Sinon, en fin de journée on s'est grouillé de quitter le boulot pour aller au showcase des Ting Tings, live @ Apple Store SoHo. Découvert après une écoute a la radio, leur prestation au store était l'occasion de les voir, les autres dates étant sold out y compris dans les villes alentours. Et bien c'était vraiment bien, le duo maitrisant un vrai rock défouloir aux bonnes mélodies (normal ils ont un accent anglais a couper au couteau) ; de plus, le gars qui ne quitte jamais ces lunettes de soleil peut simultanement jouer de la guitare et de la batterie tout en assurant les arrières de sa voix, tandis que la Katie chante d'une voix bien rodé, s'occupant de la boite a rythme et de divers autres instruments y compris évidemment, d'une guitare assez puissante. Rencontrés apres le show, ils adorent Paris et s'empresseront de repasser en France dès qu'ils pourront. En attendant, les US les attendent.

The Ting Tings myspace


jeudi 5 juin 2008

M83, live @ Music Hall of Williamsburg

Après m'être barré de Ayo un mois et demi avant, plus aucune opportunité d'assister a un concert (supposément) décent par le Burex ne s'était présenté. Il était temps d'inverser la tendance avec M83, petit jeune de nos contrées, bien entourés et produisant un son électro très grisant, trippant sur CD et nettement plus violent sur scène. Son dernier album, "Saturdays = Youth" s'attarde sur la nostalgie de l'adolescence et des réminiscences de certains moments de nos années 80 ; des thèmes qui me sont chers, d'autant que le monsieur partage certaines références cinés et amourettes de pellicules avec lesquelles on ne peut qu'adhérer !
Bien cadrés sur la scène du Music Hall, on pu voir des machines bizarres, deux guitares et une batterie planquée derrière des panneaux en verre pour se défaire de la violence du son. Entre électro un peu maniéré et grandes envoyées lyriques, le concert de presque deux heures a été aussi poignant qu'un passage forcé a l'age adulte.

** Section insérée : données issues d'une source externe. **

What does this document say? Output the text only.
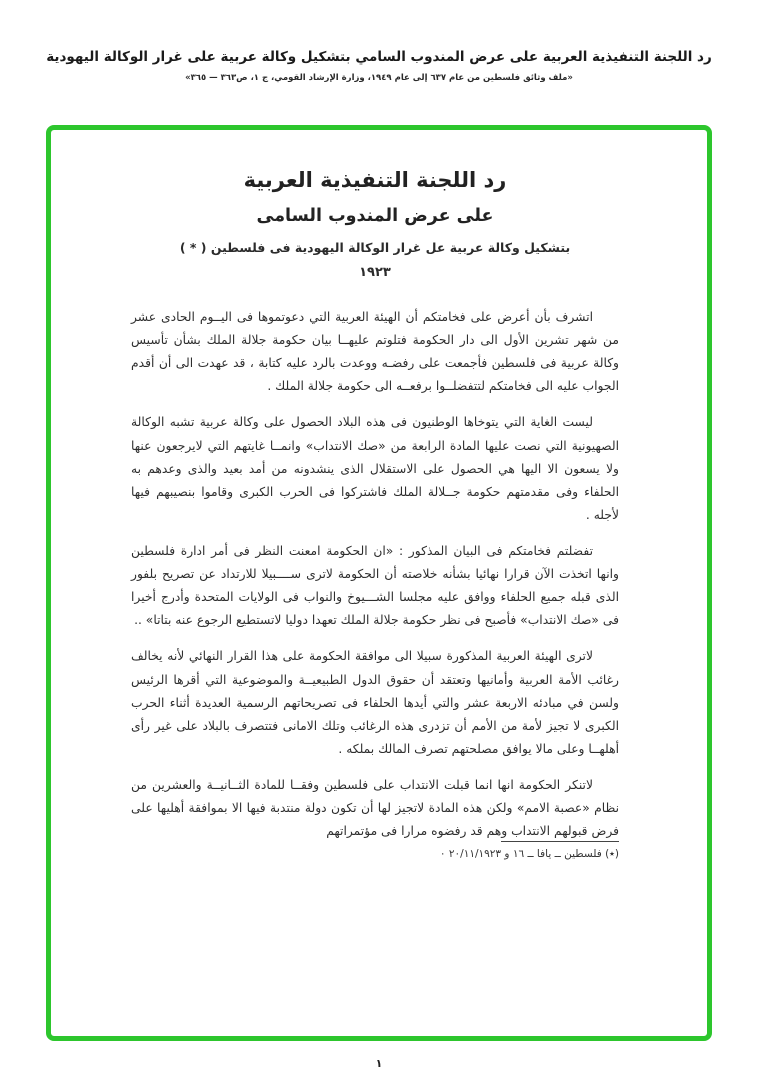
رد اللجنة التنفيذية العربية على عرض المندوب السامي بتشكيل وكالة عربية على غرار الوكالة اليهودية
«ملف وثائق فلسطين من عام ٦٣٧ إلى عام ١٩٤٩، وزارة الإرشاد القومي، ج ١، ص٣٦٣ — ٣٦٥»
رد اللجنة التنفيذية العربية
على عرض المندوب السامى
بتشكيل وكالة عربية عل غرار الوكالة اليهودية فى فلسطين ( * )
١٩٢٣

اتشرف بأن أعرض على فخامتكم أن الهيئة العربية التي دعوتموها فى اليــوم الحادى عشر من شهر تشرين الأول الى دار الحكومة فتلوتم عليهــا بيان حكومة جلالة الملك بشأن تأسيس وكالة عربية فى فلسطين فأجمعت على رفضـه ووعدت بالرد عليه كتابة ، قد عهدت الى أن أقدم الجواب عليه الى فخامتكم لتتفضلــوا برفعــه الى حكومة جلالة الملك .

ليست الغاية التي يتوخاها الوطنيون فى هذه البلاد الحصول على وكالة عربية تشبه الوكالة الصهيونية التي نصت عليها المادة الرابعة من «صك الانتداب» وانمــا غايتهم التي لايرجعون عنها ولا يسعون الا اليها هي الحصول على الاستقلال الذى ينشدونه من أمد بعيد والذى وعدهم به الحلفاء وفى مقدمتهم حكومة جــلالة الملك فاشتركوا فى الحرب الكبرى وقاموا بنصيبهم فيها لأجله .

تفضلتم فخامتكم فى البيان المذكور : «ان الحكومة امعنت النظر فى أمر ادارة فلسطين وانها اتخذت الآن قرارا نهائيا بشأنه خلاصته أن الحكومة لاترى ســــبيلا للارتداد عن تصريح بلفور الذى قبله جميع الحلفاء ووافق عليه مجلسا الشـــيوخ والنواب فى الولايات المتحدة وأدرج أخيرا فى «صك الانتداب» فأصبح فى نظر حكومة جلالة الملك تعهدا دوليا لاتستطيع الرجوع عنه بتاتا» ..

لاترى الهيئة العربية المذكورة سبيلا الى موافقة الحكومة على هذا القرار النهائي لأنه يخالف رغائب الأمة العربية وأمانيها وتعتقد أن حقوق الدول الطبيعيــة والموضوعية التي أقرها الرئيس ولسن في مبادئه الاربعة عشر والتي أيدها الحلفاء فى تصريحاتهم الرسمية العديدة أثناء الحرب الكبرى لا تجيز لأمة من الأمم أن تزدرى هذه الرغائب وتلك الامانى فتتصرف بالبلاد على غير رأى أهلهــا وعلى مالا يوافق مصلحتهم تصرف المالك بملكه .

لاتنكر الحكومة انها انما قبلت الانتداب على فلسطين وفقــا للمادة الثــانيــة والعشرين من نظام «عصبة الامم» ولكن هذه المادة لاتجيز لها أن تكون دولة منتدبة فيها الا بموافقة أهليها على فرض قبولهم الانتداب وهم قد رفضوه مرارا فى مؤتمراتهم

(٭) فلسطين ــ يافا ــ ١٦ و ٢٠/١١/١٩٢٣ ٠
١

Une review du CD par Pitchfork (US)

Les photos de Brooklyn Vegan ici


jeudi 24 avril 2008

Youpi - C'est reparti

Le soleil, le printemps, les ouvriers qui chantent... Ceux-ci démontent enfin l'échafaudage géant rattaché à l'immeuble adjacent, et qui recouvrait la sortie de métro débouchant sur mon lieu de travail... Le ciel est infini et bleu, surtout ces derniers jours, je redécouvre New York et ses buildings. Il en faut peu.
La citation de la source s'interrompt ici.